Most analysts maintained their "buy" ratings on the company's first-quarter results, but several lowered their estimates for 2001.
UBS Warburg analyst Ken Carey kept his "buy" rating and remained positive on the stock despite lowering estimates.
"Siebel is the 'gorilla' in the sector and should benefit from the consolidation that is likely to occur," Carey wrote. He recommended that investors who plan to stick around for more than six months get into the stock at current levels.
Robertson Stephens analyst Eric Upin was more cautious. "We would not be aggressive buyers of the stock at this time," Upin wrote. He maintained his "buy" rating and "near-term cautious" outlook on the stock.

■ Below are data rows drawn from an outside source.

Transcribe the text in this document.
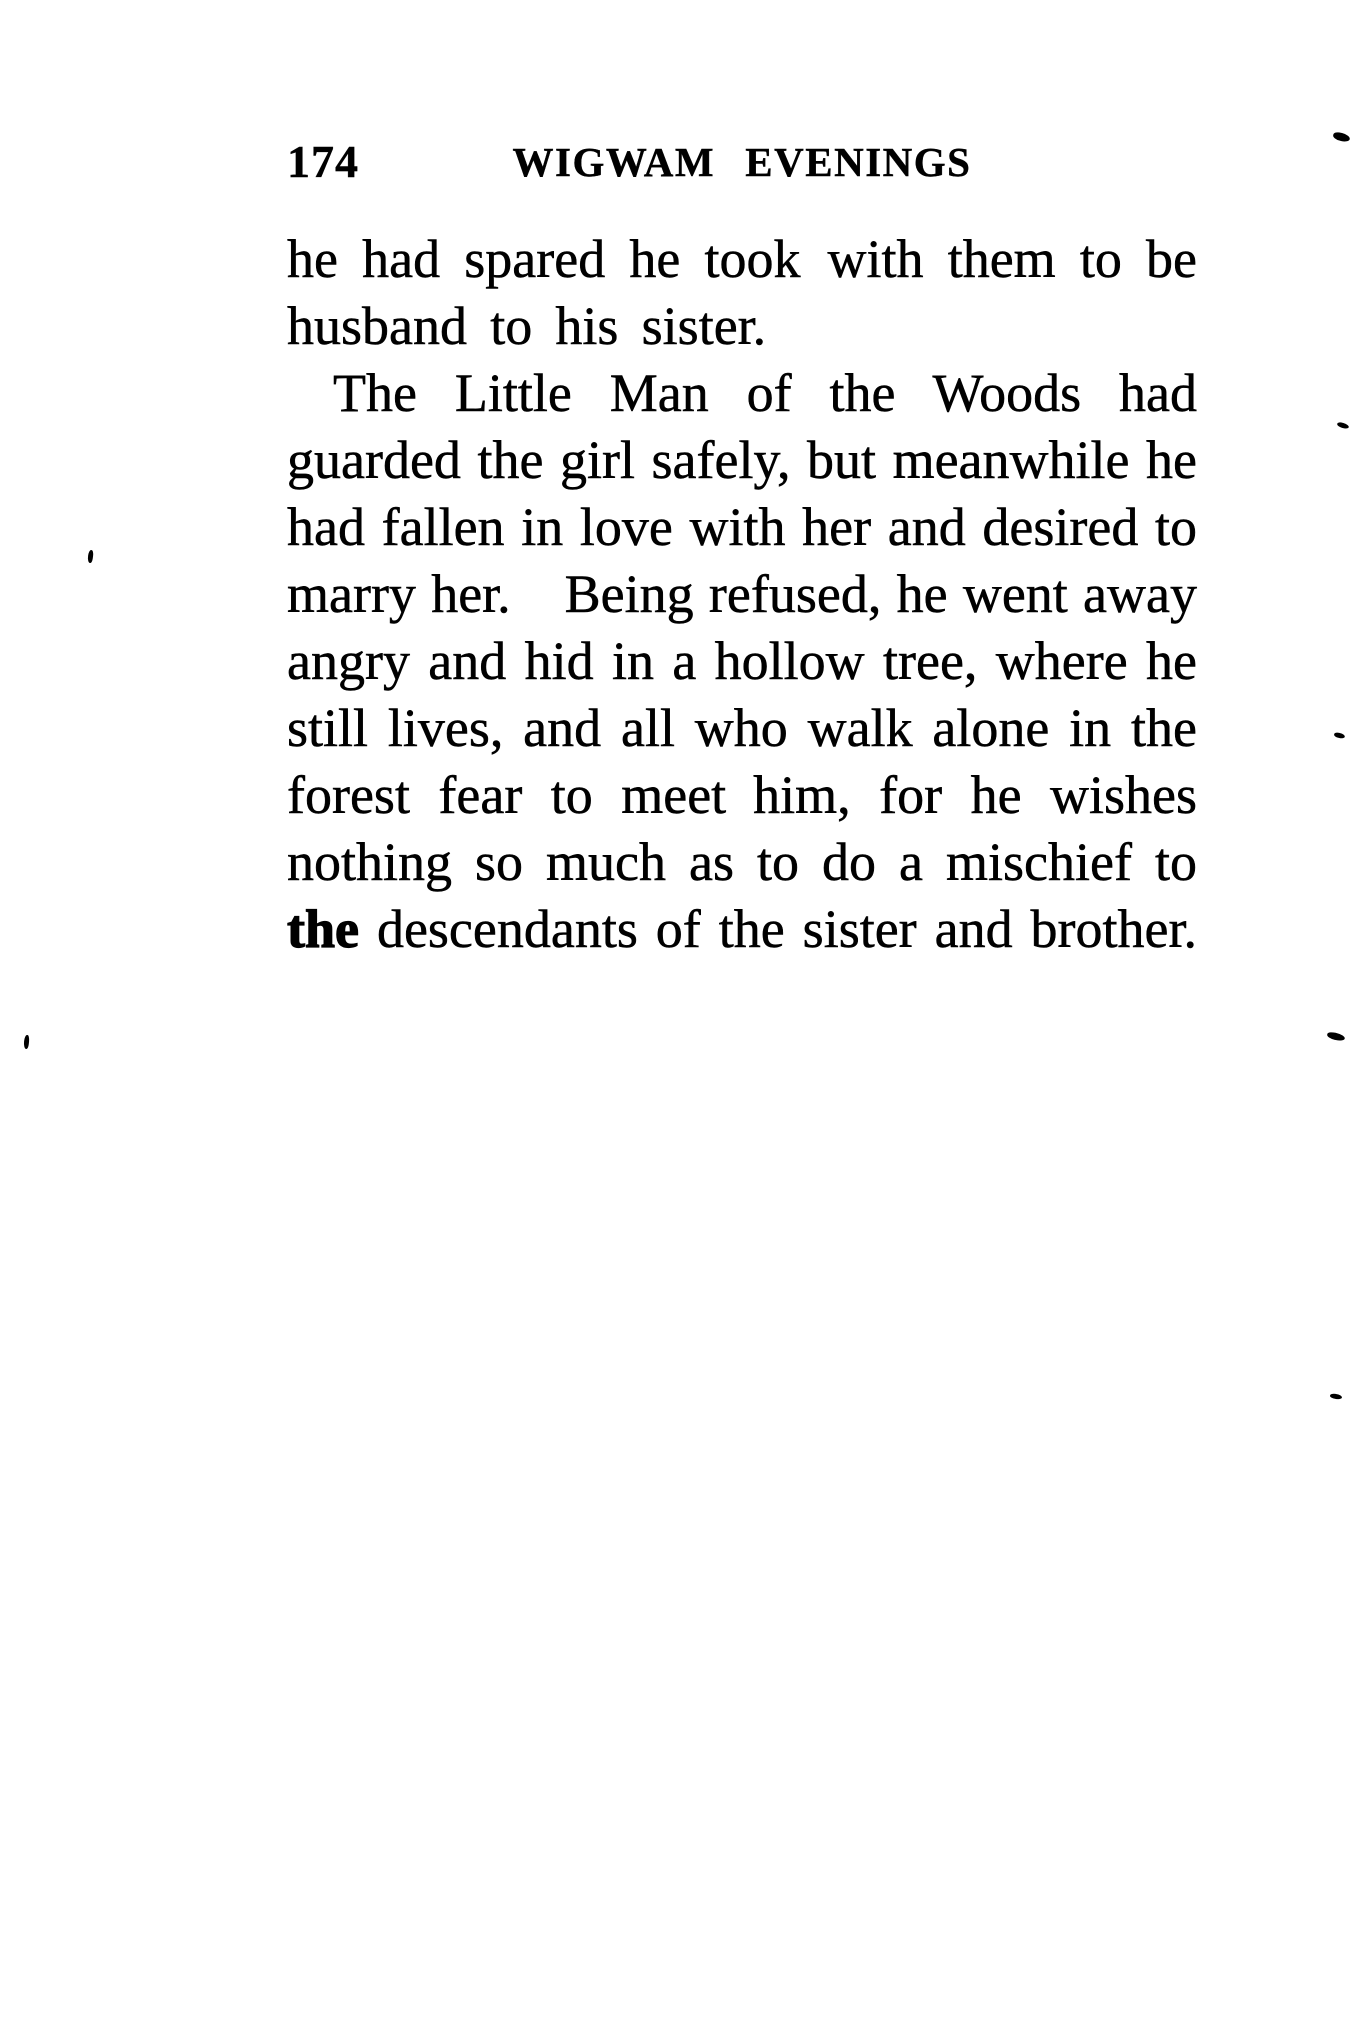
174	WIGWAM EVENINGS
he had spared he took with them to be
husband to his sister.
The Little Man of the Woods had
guarded the girl safely, but meanwhile he
had fallen in love with her and desired to
marry her. Being refused, he went away
angry and hid in a hollow tree, where he
still lives, and all who walk alone in the
forest fear to meet him, for he wishes
nothing so much as to do a mischief to
the descendants of the sister and brother.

He also lowered estimates for the company's second quarter, full year 2001 and 2002 based on management's warning. Upin said these numbers (revenue of $2.2 billion and earnings of 54 cents a share in fiscal 2001, with revenue of $2.49 billion and earnings of 61 cents per share in 2002) are expected to be the absolute minimum the company will produce.
Goldman Sachs analyst Rick Sherlund went against the grain by upgrading Siebel to "buy" and added it to Goldman's recommended list.
"We encourage long-term investors to begin building positions in the stock now even though fundamentals may not have hit bottom," Sherlund wrote. The analyst added that the bad news of slower business conditions for the next two quarters appears to be built into the stock already.